Пробили монастырские часы. Когда угас в воздухе их ночной перезвон, человек робко и растерянно, в бессвязных словах рассказал страшную повесть о себе:
– Это было в 1918 году. Я служил в Красной Армии. Пьяными мы ворвались в этот монастырь. Перед этим мы расстреляли у монастырских стен двух печерских жителей. Со свистом, руганью и песнями мы взломали церковные двери и в шапках, с папиросами в зубах ворвались в храм искать сокровища. Что мы только в храме не делали – подумать теперь страшно! Плевались, пели песни, хохотали. Я, как сейчас помню, все хотел в уста Спасителя папироску вставить.
…Никаких сокровищ мы не нашли. Пошли в пещеры, где ваши иноки упокоеваются. Могильные плиты штыками да прикладами вскрывали – все думали, что монахи свои драгоценности в гробы попрятали! Много монашеских гробов раскрыли, осквернили и разрушили. Ничего не нашли.
Стоял в пещере, на месте первоначального алтаря подвижников, образ Богоматери… Мы этот образ на пол опрокинули и сапогами, грязными солдатскими сапожищами… по этому образу!..
Взяла меня злоба, что мы ничего здесь не нашли, и в злобе своей я штыком ударил в череп монаха, лежащего во гробе.

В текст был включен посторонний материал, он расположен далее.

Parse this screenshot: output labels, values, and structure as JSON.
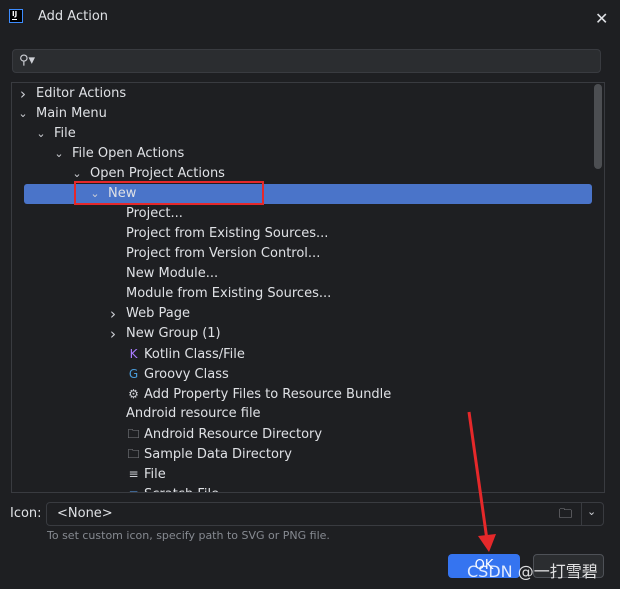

Стали мы выходить из пещер. Перед тем как выйти, я почему-то оглянулся назад и увидел, как над чьим-то гробом светилась синенькая лампадка… Своды, мрак, переходы и этот синий огонь над гробом!.. Взглянул я на эту лампадку, и обуял меня такой страх, что я закричал и, как безумный, выбежал из пещеры. С этих пор вот уже десять лет я не нахожу успокоения. Каждую ночь вижу монаха с проколотым черепом, и всюду, куда ни посмотрю, синие лампады перед глазами… Чтобы загладить окаянство мое, я стал изнурять свое тело. Вот, посмотрите…
Человек расстегнул рубашку и показал монаху железные вериги.

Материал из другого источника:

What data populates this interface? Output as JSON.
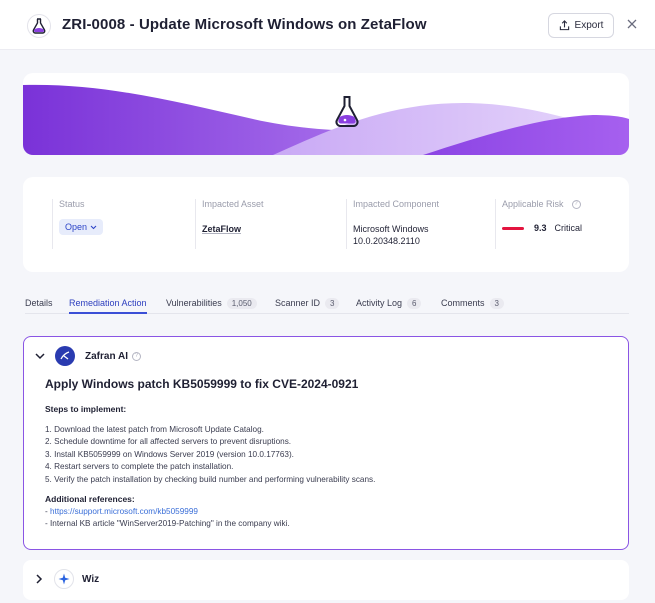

– Совесть погнала меня из России… сюда… монастырским стенам поклониться и попросить прощения у святых угодников. Услышит ли меня Бог? Простит ли меня, окаянного зверя?
Человек умолк и расплакался. На прощание он попросил перекрестить его. Иеромонах перекрестил, и рука его коснулась железных вериг.
Долго смотрел ему вслед и думал о таинственных, жутких путях русской души, о величайших падениях ее и величайших восстаниях – России разбойной и России веригоносной.
Грозовые тучи прошли стороной. Далеко-далеко перекатывался гром, и в том направлении, где лежала Россия, вспыхивали молнии.
Юродивый
Вечерняя степь в синих снежных переливах. Звонко – морозная дорога, верстовой поникший столб, ветер и шуршистый тихий дым зачинающейся вьюги. По дороге идет путник. Без шапки, в рваном полушубке, седой и сгорбленный. Он шел истовым монашеским шагом и пел по-древнему заунывно и молитвенно:
Навстречу путнику гром бубенчиков и песня. Из синих пушистых глубин вынырнули деревенские сани с седой от снега лошадью. В санях сидели пьяные мужики, пели песню и обнимались.